Ma è la Russia la causa scatenante? La Russia era stata scelta qualche lustro fa come la fidanzata d’Europa, il principale fronte di investimenti di banche ed aziende, il principale alleato energetico con reti di gas e petrolio che intersecavano dal Caucaso fino al nostro vecchio continente. Addirittura il tedesco Schroeder diventava presidente di Gazprom, Berlusconi in dacia e colbacco. Poi cosa è successo? Chi si è messo di traverso con un asse globale che era eurasiatico, mettendo insieme manifatturiero e materie prime, finanza e mercati? Chi aveva interessi a spezzare questo contesto che era presente già al congresso di Vienna, 1814-1815, la prima conferenza europea, con la Russia presente? Certo ai quei tempi c’erano Talleyrand e Wellington, gente da libri di Storia, l’Italia e la Germania non c’erano, se non per la Prussia. Ed ovviamente, guarda caso, la Nato non esisteva, né tanto meno l’influenza americana. Il mondo era di noi europei, il resto del pianeta ci seguiva come dei follower odierni.

Come siamo finiti così fuori focus? Dopo secoli di Cattedrali e fabricae, università millenarie, Oxford e Bologna, Shakespeare e Kant, Rousseau e Nietzsche? Chi ha paura e invidia di questa vecchia, grassa, indolente, incerta, Europa? Per contraddizione in termini tutto il mondo del Pacifico. Dove tutto è calmo e laborioso da quell’ultimo elicottero che si alzava da un tetto di Saigon. A meno che la prossima tessera del domino non sia Taiwan. 

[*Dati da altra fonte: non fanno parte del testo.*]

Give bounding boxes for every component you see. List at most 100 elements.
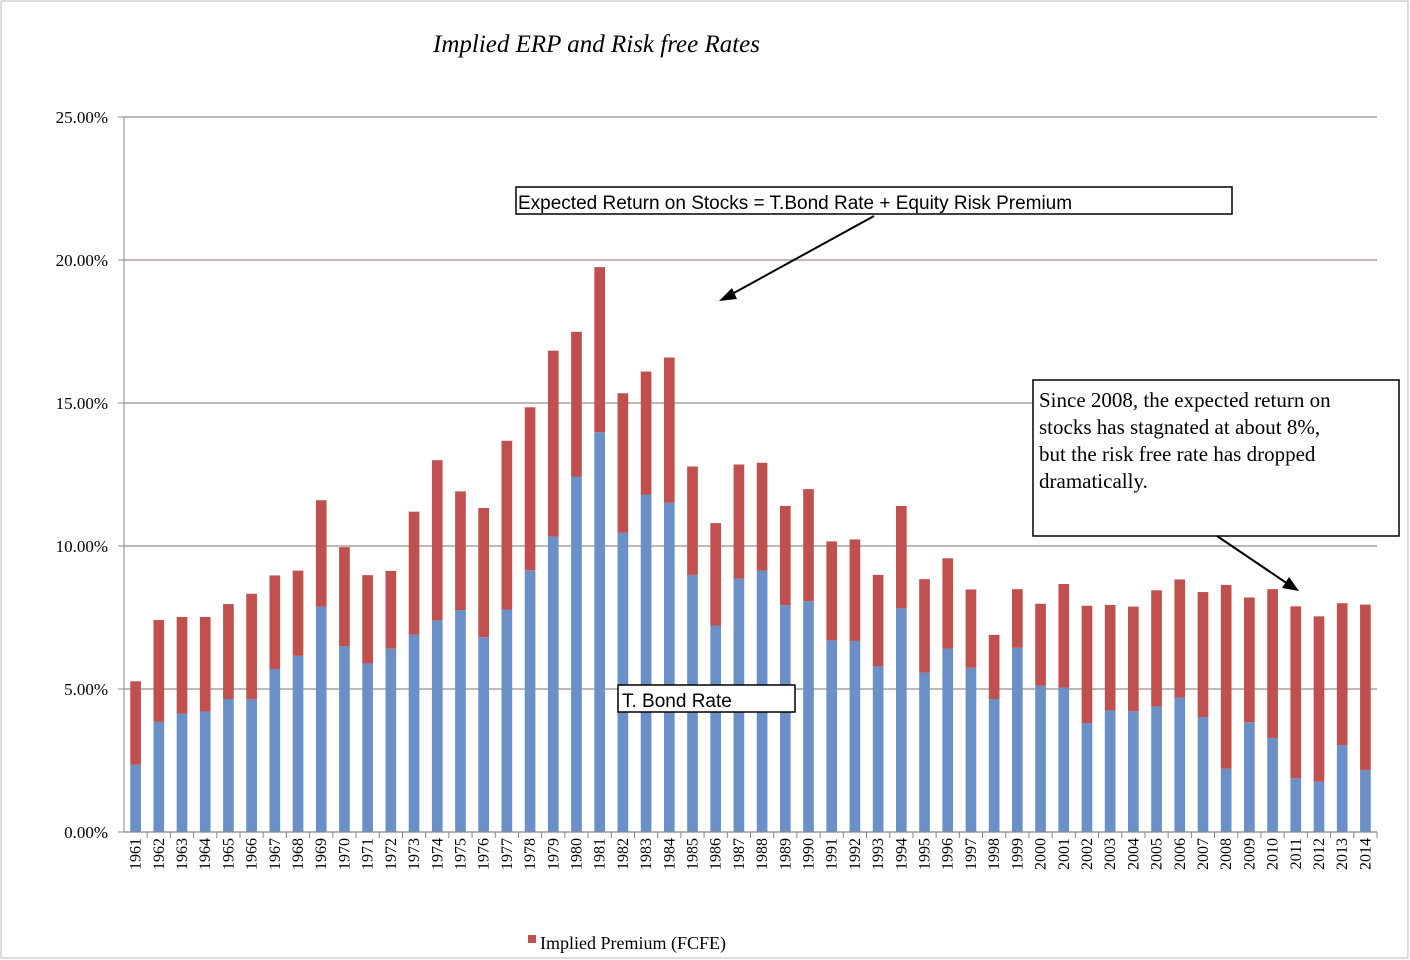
x-tick-label: 1975	[452, 838, 469, 870]
bar-tbond-2014	[1360, 769, 1371, 832]
x-tick-label: 1974	[429, 838, 446, 870]
bar-premium-2007	[1197, 592, 1209, 718]
x-tick-label: 2005	[1149, 838, 1166, 870]
bar-tbond-1997	[965, 667, 977, 832]
bar-premium-1984	[663, 357, 675, 503]
x-tick-label: 1977	[499, 838, 516, 870]
bar-tbond-1982	[617, 532, 629, 832]
x-tick-label: 1973	[406, 838, 423, 870]
bar-premium-1991	[826, 541, 838, 641]
bar-tbond-1973	[408, 634, 420, 832]
bar-premium-2014	[1360, 604, 1371, 770]
bar-tbond-1963	[176, 713, 188, 832]
bar-tbond-1970	[339, 646, 350, 832]
bar-premium-1969	[315, 500, 327, 607]
bar-premium-1989	[779, 505, 791, 606]
bar-premium-1987	[733, 464, 745, 579]
bar-premium-1962	[153, 620, 165, 722]
bar-tbond-2005	[1151, 706, 1162, 832]
bar-tbond-1966	[246, 699, 257, 832]
bar-premium-1985	[687, 466, 698, 575]
bar-tbond-1976	[478, 637, 489, 832]
x-tick-label: 1987	[731, 838, 748, 870]
x-tick-label: 2010	[1265, 838, 1282, 870]
bar-premium-2003	[1104, 604, 1116, 711]
bar-tbond-1971	[362, 663, 373, 832]
bar-tbond-2002	[1081, 723, 1093, 832]
gridlines	[124, 116, 1377, 690]
tbond-label: T. Bond Rate	[622, 691, 732, 712]
bar-premium-1992	[849, 539, 861, 641]
bar-tbond-2006	[1174, 697, 1186, 832]
bar-premium-1995	[919, 579, 930, 673]
bar-tbond-1984	[663, 502, 675, 832]
bar-premium-1982	[617, 393, 629, 533]
x-tick-label: 1979	[545, 838, 562, 870]
x-tick-label: 2009	[1241, 838, 1258, 870]
x-tick-label: 2000	[1033, 838, 1050, 870]
arrowhead-icon	[1282, 577, 1299, 591]
bar-premium-1993	[872, 574, 884, 667]
bar-tbond-2008	[1220, 768, 1232, 832]
bar-premium-1972	[385, 570, 397, 649]
bar-premium-1965	[223, 604, 234, 700]
bar-tbond-1999	[1012, 647, 1023, 832]
bar-tbond-1968	[292, 655, 304, 832]
bar-tbond-1996	[942, 648, 954, 832]
bar-premium-2000	[1035, 603, 1046, 686]
x-tick-label: 2004	[1125, 838, 1142, 870]
bar-tbond-1992	[849, 640, 861, 832]
x-tick-label: 2013	[1334, 838, 1351, 870]
bar-premium-1967	[269, 575, 281, 669]
bar-tbond-1961	[130, 764, 141, 832]
bar-tbond-1989	[779, 605, 791, 832]
expected-return-annotation: Expected Return on Stocks = T.Bond Rate …	[515, 186, 1233, 301]
bar-tbond-2003	[1104, 710, 1116, 832]
tbond-box	[617, 684, 796, 713]
x-tick-label: 1989	[777, 838, 794, 870]
bar-premium-2010	[1267, 589, 1278, 738]
x-tick-label: 1984	[661, 838, 678, 870]
since-2008-annotation: Since 2008, the expected return on stock…	[1032, 379, 1400, 591]
bar-premium-2008	[1220, 584, 1232, 769]
x-tick-label: 2007	[1195, 838, 1212, 870]
bar-tbond-1983	[640, 494, 652, 832]
x-tick-label: 1993	[870, 838, 887, 870]
bar-premium-2005	[1151, 590, 1162, 707]
bar-tbond-2009	[1244, 722, 1255, 832]
legend: Implied Premium (FCFE)	[528, 933, 726, 954]
bar-premium-1996	[942, 558, 954, 649]
bar-tbond-2001	[1058, 687, 1070, 832]
x-tick-label: 1966	[244, 838, 261, 870]
bar-tbond-1967	[269, 668, 281, 832]
bar-tbond-1995	[919, 672, 930, 832]
bar-premium-1974	[431, 460, 443, 621]
bar-premium-1971	[362, 575, 373, 664]
expected-return-label: Expected Return on Stocks = T.Bond Rate …	[518, 193, 1072, 214]
bar-tbond-2010	[1267, 737, 1278, 832]
bar-premium-2013	[1336, 603, 1348, 746]
tbond-annotation: T. Bond Rate	[617, 684, 796, 713]
since-2008-line-4: dramatically.	[1039, 469, 1148, 493]
x-tick-label: 1988	[754, 838, 771, 870]
x-tick-label: 1969	[313, 838, 330, 870]
expected-return-box	[515, 186, 1233, 215]
bar-premium-1980	[571, 331, 582, 477]
bar-premium-1979	[547, 350, 559, 537]
y-tick-label: 15.00%	[56, 394, 108, 413]
bar-tbond-1979	[547, 536, 559, 832]
bar-tbond-1964	[199, 711, 211, 832]
x-tick-label: 1965	[220, 838, 237, 870]
x-tick-label: 2002	[1079, 838, 1096, 870]
y-tick-label: 5.00%	[64, 680, 108, 699]
bar-tbond-1965	[223, 699, 234, 832]
since-2008-line-2: stocks has stagnated at about 8%,	[1039, 415, 1320, 439]
x-tick-label: 1978	[522, 838, 539, 870]
arrowhead-icon	[719, 288, 737, 301]
x-tick-label: 2012	[1311, 838, 1328, 870]
since-2008-box	[1032, 379, 1400, 537]
x-tick-label: 1967	[267, 838, 284, 870]
y-axis-ticks: 0.00% 5.00% 10.00% 15.00% 20.00% 25.00%	[56, 108, 124, 842]
x-tick-label: 1981	[592, 838, 609, 870]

Ma poniamoci una domanda. Perché questo gioco di tessere è non un conflitto mondiale? Perché tante guerre regionali e non una unitaria come le due del secolo scorso? Perché nel secolo scorso,  fino al 1945, non c’erano le multinazionali, i fondi d’investimento e i fondi sovrani, o derivati e le cripto valute. Conviene a queste strutture, che si nutrono di cittadini consumatori, un conflitto mondiale che contragga il consumo globale? O non è meglio delle tensioni locali che innalzano i prezzi, e soprattutto i margini, in alcune zone? Tensione dopo tensione verifichiamo che alcune quotazioni, alcuni dividendi, alcune economie settoriali, sono volate, altre, con conseguenti scommesse al ribasso, sono scese, vedi automotive, considerevolmente. La politica arranca, ma l’economia non dorme. L’Europa ha bisogno di una campana, potrebbe essere Notre Dame, se li ci fossero dei Lumi accesi, che la svegli. Da troppo tempo dorme il sonno dell’ignavia.